隣地からの落雪に対する対応
2021.07.30
当社は,所有している遊休地を利用して青空駐車場を運営しようと考えているのですが,冬になると隣地の建物の屋根から雪が落ちてきて,当社の所有地に積もってしまう状況にあります。遊休地だったのでこれまでは見過ごしてきたのですが,駐車場を運営するにあたり,雪がこちらの土地に落ちてこないように雪止めの設置などの対策をしてもらうことを隣家の方に請求することはできるのでしょうか。
また,もし隣家の方が何も対応してくれない場合には,雪によって当社が被る損害の賠償を隣家の方に請求することなどもできるのでしょうか。
民法218条に「直接に雨水を隣地に注ぐ構造の屋根その他の構造物を設けてはならない」という規定があり,「雨水」には雪を含むものと考えられるため,隣家の屋根から直接雪が落ちてきているなら,建物所有者の負担で是正するよう請求することは可能です。
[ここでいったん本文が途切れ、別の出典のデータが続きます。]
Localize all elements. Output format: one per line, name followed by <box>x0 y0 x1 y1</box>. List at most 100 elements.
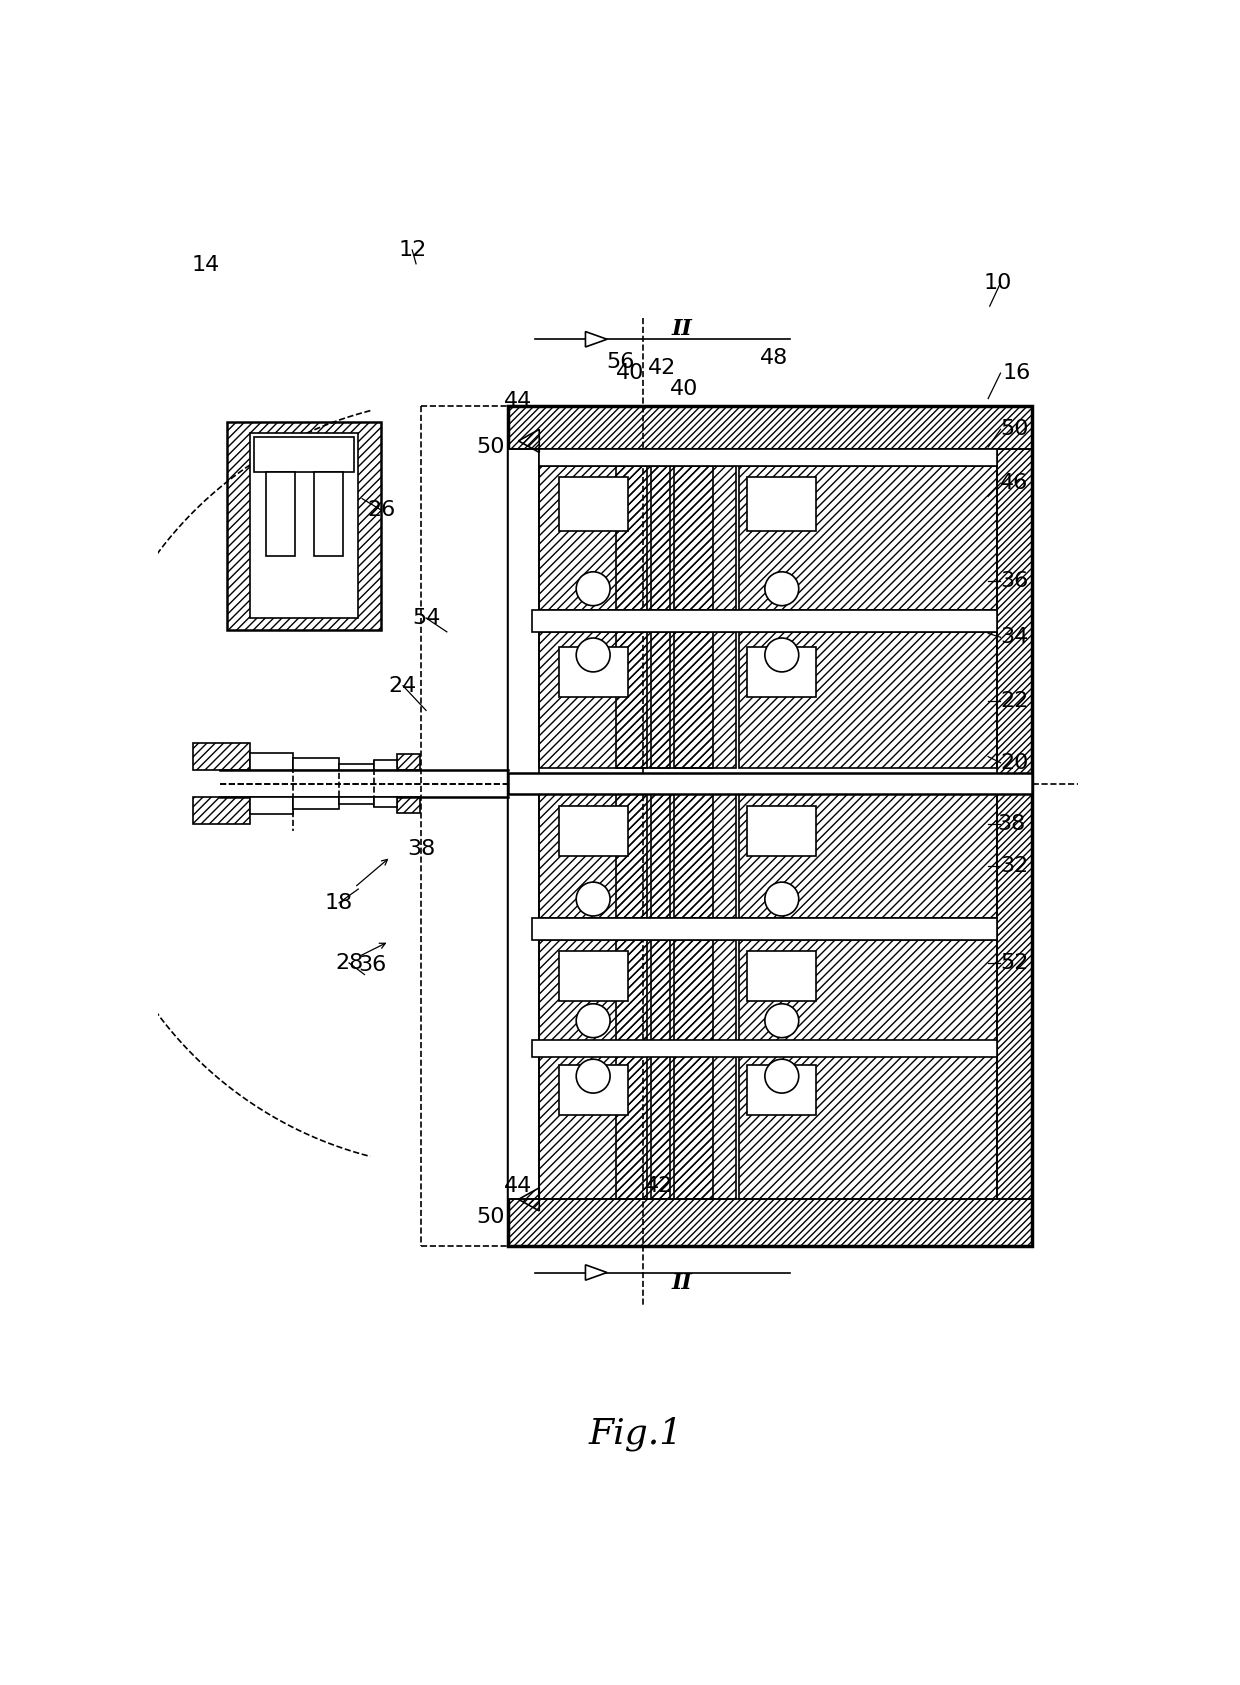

法律的には,所有権に基づく妨害排除及び妨害予防の請求という位置づけの請求になります。
なお,建物の落雪に関する問題については行政による取締りの対象となる側面もあるため,市町村の建築指導部等に相談をすることで,隣家に対して市町村からの指導等の対応をとってもらうことが出来る場合もあるものと思います。
また,実際に落雪が生じてしまった場合には,落雪によって生じた損害の賠償を請求することができます。この損害の中には,落雪してきた雪を排雪するための費用のほか,落雪のせいで得られなくなった駐車場の売上相当額なども逸失利益として含まれうるものと思います。